Op verzoek van de heer Kist heeft het CPB een analyse gemaakt van de voor het jaar 2006 vast te stellen WGA-premie met het oog op het verkrijgen van een `level playing field' voor private verzekeraars en UWV bij de uitvoering van de Werkhervattingsregeling voor Gedeeltelijk Arbeidsgeschikten (WGA). Een gelijk speelveld moet eerlijke concurrentie tussen publieke en private verzekeraars mogelijk maken. Het verzoek vloeit voort uit de opdracht van de minister van SZW aan de heer Kist om te adviseren over de WGA-premie bij het UWV in 2006, zodanig dat enerzijds verzekeraars een "redelijke" toegang tot de markt hebben en anderzijds dat een "oneigenlijke" uitstroom van werkgevers naar het eigenrisicodragen wordt voorkomen.1 Specifiek dient Kist te adviseren over de hoogte van de opslag, verder aan te duiden als de zogenoemde Kist-opslag, op de UWV-omslagpremie over het "premiegedifferentieerde WGA- deel"2 die moet zorgen voor een level playing field in 2006. Daarbij doen zich twee problemen voor:


1 Zie brief van Minister De Geus over de opdrachtverlening aan deTweede Kamer d.d. 23 maart 2005.
2 Zie voor een toelichting op het onderscheid tussen het publieke WGA-deel en het premiegedifferentieerde WGA-deel CEP 2005, par. 6.2 De hervorming van het WAO-stelsel, p. 163 e.v.. Verderop in deze notitie komt aan de orde dat in het "premiegedifferentieerde WGA-deel" in 2006 nog geen sprake is van premiedifferentiatie voor bedrijven die bij het UWV verzekerd zijn. Dit geldt pas vanaf 2007.

---


· premies van private verzekeraars worden op basis van rentedekking berekend, terwijl UWV omslagpremies hanteert, zodat private verzekeraars vanwege de rentehobbel bij aanvang hogere premietarieven moeten hanteren.
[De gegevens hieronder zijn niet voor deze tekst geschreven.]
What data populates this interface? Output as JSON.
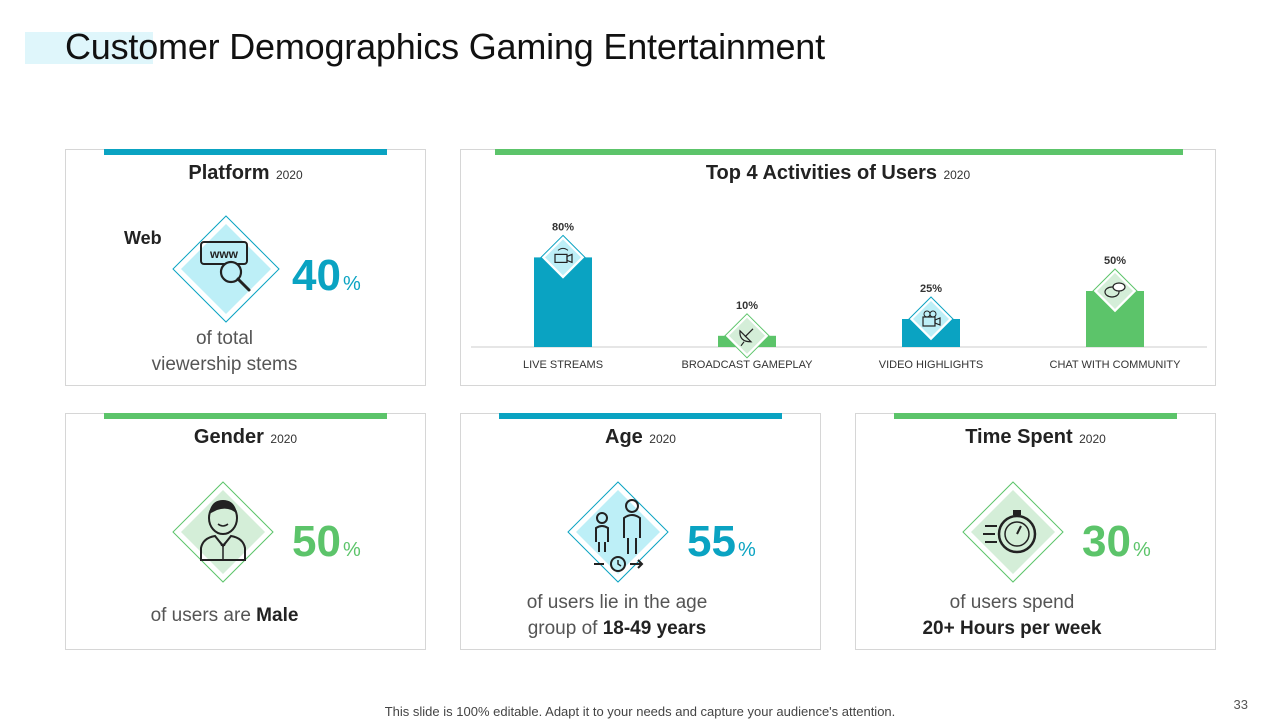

· private verzekeraars kunnen premiedifferentiatie toepassen en het UWV niet in 2006, zodat goede risico's naar de private verzekeraars dreigen te gaan en de slechte risico's bij het UWV blijven (`adverse selection').

Privaat verzekerden betalen in 2006 een hogere premie vanwege de rentehobbel dan de bedrijven die bij het UWV verzekerd zijn. Immers, afgesproken is om de zogenoemde Kist- opslag in de WGA-premie van het UWV te compenseren via een verlaging van de basispremie voor het arbeidsongeschiktheidsfonds (AOF) om een lastenverzwaring te voorkomen.3 Publiek verzekerden betalen dus de facto alleen de omslagpremie. Tevens is afgesproken om in 2006 nog geen aparte WHK-premie4 te innen, maar dit via het WAO-basisfonds AOF te laten verlopen waaraan alle werkgevers betalen. Privaat verzekerden en eigen risicodragers betalen dus in 2006 dubbel. Hiervoor worden zij gecompenseerd doordat zij in 2007 de WHK- omslagpremie plus de Kist-opslag gerestitueerd krijgen.5
Feitelijk dient de heer Kist dus te adviseren over welk deel van de rentehobbel privaat verzekerden in 2007 compensatie dienen te krijgen. Het kabinet heeft eerder een Kist-opslag van 50% van de rentehobbel voorgesteld en het Verbond van Verzekeraars (VvV) heeft 80% geclaimd. Zoals in het vervolg van deze notitie aan de orde komt geldt daarbij dat het VvV dit percentage relateert aan de bruto rentehobbel waarbij in de private premie ook een kostenopslag van 20% zit besloten. In feite claimt het VvV daarmee een Kist-opslag van 100% van de netto rentehobbel, terwijl het kabinet 50% van de netto rentehobbel heeft voorgesteld. De netto rentehobbel is zonder kostenopslag.
De volgende paragraaf start met een korte kwalitatieve beschouwing over elementen die van invloed zijn op het `level playing field'. Daarna wordt een beknopte kwantitatieve analyse geboden om inzicht te verwerven in de mogelijke consequenties van de keuze van de hoogte van de Kist-opslag. De notitie wordt afgerond met enkele slotopmerkingen.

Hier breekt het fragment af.